There is a wide range of chronic disease prevention strategies to modify the risk factors mentioned above. Information, provided both personally and through the media, is the key to prevention (Jacobs et al 2006). Primary preventative measures include; counselling, screening and immunisation. According to Takahashi et al (2004) immunisation of elderly people, including the healthy ageing population, and those with a chronic illness will prevent suffering and save lives.
Self-management refers to the individual’s ability to manage the symptoms, treatment, physical and psychosocial consequences and lifestyle changes inherent in living with a chronic condition (Barlow et al 2002). Basically it is how a person lives with their illness on a day-to-day basis. Education is needed to promote self – management. Bodenheimer et al (2002) believes that self – management education goes beyond traditional patient education in supporting people to live the best possible life with their illness.
Whereas traditional education teaches technical skill and offers information, self – management education includes processes that develop patient solving skills and improve self – efficacy. Self – efficacy is central to the process of self – management (Krein et al 2007). Krein et al (2007) believe that promoting self – efficacy is a promising strategy to improve their ability to follow self – management and reach a desired goal.
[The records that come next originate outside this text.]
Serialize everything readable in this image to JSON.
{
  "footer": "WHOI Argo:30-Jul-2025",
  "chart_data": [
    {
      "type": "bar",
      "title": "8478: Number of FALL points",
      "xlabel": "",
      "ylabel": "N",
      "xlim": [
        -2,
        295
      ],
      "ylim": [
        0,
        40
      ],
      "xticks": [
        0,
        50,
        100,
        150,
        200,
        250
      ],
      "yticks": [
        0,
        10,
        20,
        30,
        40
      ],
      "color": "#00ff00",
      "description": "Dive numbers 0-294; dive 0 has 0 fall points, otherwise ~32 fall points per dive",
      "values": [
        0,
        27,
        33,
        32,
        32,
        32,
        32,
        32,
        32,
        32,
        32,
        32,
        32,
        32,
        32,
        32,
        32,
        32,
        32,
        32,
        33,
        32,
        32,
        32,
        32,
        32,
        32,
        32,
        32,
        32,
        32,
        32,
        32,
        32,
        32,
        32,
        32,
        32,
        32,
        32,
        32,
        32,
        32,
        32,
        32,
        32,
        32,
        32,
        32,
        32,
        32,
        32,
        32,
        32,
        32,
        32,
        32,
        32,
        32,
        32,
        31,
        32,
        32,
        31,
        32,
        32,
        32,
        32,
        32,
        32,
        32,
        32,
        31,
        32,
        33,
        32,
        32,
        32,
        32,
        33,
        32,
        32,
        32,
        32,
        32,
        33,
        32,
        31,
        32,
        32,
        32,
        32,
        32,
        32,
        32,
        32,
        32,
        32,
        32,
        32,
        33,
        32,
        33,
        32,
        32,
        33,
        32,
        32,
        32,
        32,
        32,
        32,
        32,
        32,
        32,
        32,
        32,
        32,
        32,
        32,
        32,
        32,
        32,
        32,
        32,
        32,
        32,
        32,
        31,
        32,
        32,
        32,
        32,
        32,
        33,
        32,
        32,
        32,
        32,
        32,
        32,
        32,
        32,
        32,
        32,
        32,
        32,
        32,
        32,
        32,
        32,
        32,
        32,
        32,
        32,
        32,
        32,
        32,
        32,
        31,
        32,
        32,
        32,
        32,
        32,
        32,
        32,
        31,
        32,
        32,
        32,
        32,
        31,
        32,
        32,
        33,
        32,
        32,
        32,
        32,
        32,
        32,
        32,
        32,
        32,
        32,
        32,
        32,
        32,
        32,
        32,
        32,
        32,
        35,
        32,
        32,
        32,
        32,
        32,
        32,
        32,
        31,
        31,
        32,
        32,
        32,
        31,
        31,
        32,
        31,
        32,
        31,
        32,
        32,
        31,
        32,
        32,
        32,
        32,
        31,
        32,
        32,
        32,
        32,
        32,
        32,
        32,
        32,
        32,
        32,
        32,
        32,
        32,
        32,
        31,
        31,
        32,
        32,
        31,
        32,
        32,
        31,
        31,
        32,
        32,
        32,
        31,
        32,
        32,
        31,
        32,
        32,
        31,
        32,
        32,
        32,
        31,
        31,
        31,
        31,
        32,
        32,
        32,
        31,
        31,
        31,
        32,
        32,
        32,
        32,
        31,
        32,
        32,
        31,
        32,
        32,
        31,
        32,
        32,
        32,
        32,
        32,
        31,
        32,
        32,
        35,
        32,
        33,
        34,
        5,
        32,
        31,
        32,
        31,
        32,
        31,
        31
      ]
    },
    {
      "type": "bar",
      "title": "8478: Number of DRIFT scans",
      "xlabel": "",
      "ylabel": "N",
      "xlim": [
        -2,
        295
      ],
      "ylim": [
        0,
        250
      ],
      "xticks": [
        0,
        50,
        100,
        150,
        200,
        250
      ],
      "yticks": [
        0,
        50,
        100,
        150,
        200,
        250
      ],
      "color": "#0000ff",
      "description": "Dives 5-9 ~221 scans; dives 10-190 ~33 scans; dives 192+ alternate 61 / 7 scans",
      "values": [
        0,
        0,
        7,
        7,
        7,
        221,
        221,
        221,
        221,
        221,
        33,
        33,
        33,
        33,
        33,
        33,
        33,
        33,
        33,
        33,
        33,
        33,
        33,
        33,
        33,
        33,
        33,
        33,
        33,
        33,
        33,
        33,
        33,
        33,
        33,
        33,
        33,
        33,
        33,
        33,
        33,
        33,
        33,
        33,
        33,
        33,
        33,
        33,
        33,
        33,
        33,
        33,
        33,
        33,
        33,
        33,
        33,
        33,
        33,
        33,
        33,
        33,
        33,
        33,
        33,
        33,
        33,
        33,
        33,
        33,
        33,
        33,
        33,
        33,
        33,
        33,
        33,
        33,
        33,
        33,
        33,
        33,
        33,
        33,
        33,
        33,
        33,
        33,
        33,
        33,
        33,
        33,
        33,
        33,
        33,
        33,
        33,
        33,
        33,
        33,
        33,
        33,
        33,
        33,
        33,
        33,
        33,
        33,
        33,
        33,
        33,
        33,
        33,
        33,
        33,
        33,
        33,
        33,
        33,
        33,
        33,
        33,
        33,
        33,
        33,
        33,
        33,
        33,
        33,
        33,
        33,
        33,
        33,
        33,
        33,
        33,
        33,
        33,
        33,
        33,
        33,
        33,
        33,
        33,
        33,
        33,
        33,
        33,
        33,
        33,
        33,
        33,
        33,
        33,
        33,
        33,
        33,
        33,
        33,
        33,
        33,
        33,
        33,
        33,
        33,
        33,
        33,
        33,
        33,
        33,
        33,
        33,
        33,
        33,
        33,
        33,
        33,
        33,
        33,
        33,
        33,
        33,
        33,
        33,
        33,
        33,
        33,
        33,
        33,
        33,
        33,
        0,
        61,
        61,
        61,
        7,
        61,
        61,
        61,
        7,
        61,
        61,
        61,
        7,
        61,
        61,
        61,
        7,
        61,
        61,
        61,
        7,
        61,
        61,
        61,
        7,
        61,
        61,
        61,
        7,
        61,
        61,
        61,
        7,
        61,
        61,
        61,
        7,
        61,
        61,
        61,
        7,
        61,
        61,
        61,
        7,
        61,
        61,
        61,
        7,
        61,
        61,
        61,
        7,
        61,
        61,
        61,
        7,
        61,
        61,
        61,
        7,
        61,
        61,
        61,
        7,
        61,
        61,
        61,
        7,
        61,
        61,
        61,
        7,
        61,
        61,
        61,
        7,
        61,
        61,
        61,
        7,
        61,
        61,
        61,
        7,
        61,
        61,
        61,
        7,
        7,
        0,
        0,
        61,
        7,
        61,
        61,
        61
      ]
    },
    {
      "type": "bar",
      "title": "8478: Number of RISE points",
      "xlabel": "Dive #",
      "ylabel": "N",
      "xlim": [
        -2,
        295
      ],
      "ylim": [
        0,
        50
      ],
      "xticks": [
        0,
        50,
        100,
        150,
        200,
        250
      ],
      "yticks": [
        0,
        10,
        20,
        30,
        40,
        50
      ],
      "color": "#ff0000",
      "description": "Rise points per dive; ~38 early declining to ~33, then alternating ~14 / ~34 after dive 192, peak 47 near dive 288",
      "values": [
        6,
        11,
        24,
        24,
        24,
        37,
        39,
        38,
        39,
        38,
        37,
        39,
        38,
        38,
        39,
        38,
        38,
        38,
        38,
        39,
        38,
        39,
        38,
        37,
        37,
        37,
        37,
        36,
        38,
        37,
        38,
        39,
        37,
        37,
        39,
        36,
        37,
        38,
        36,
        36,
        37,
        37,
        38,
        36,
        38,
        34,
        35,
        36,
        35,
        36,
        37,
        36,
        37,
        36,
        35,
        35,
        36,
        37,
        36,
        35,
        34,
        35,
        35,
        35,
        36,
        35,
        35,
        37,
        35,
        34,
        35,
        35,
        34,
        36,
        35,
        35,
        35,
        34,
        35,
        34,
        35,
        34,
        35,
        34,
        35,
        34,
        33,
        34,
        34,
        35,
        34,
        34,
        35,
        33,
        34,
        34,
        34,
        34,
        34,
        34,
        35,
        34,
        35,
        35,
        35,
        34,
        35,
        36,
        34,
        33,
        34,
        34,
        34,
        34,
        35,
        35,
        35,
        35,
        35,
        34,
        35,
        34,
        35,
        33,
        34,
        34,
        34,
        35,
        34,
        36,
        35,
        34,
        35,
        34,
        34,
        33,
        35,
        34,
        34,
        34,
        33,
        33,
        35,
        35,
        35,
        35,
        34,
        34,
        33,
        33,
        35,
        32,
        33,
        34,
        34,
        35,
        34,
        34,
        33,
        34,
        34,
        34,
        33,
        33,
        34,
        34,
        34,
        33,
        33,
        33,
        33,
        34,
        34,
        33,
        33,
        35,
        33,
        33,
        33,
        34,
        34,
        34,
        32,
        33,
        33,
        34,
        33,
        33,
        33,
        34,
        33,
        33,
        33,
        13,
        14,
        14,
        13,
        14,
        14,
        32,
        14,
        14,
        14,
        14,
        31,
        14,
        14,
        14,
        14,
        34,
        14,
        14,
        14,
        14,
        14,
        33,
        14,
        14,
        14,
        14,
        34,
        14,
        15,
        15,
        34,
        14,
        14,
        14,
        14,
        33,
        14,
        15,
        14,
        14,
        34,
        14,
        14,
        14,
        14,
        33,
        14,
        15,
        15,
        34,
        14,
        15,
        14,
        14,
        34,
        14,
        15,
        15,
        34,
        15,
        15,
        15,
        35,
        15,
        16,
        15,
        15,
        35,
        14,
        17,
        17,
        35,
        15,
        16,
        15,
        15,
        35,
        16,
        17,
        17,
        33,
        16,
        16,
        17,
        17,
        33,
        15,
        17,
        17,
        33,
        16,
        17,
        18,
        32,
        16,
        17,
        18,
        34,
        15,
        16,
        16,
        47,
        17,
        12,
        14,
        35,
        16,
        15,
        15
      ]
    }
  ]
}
In conclusion, as life expectancy increases so does the likelihood that people will become susceptible to chronic illness. Chronic illness is at the heart of societies high cost, high stress health care crisis. Whether it be asthma, diabetes, stroke, Alzheimer’s or another disease, the problems facing people suffering from long-term chronic conditions are similar – too little care, too little support, too high a cost and too much struggle with a health care system not designed to meet their needs. Increasingly what’s needed from the health care system is the steady but simple care that helps people with chronic illness stay out the hospital and live independent, productive lives.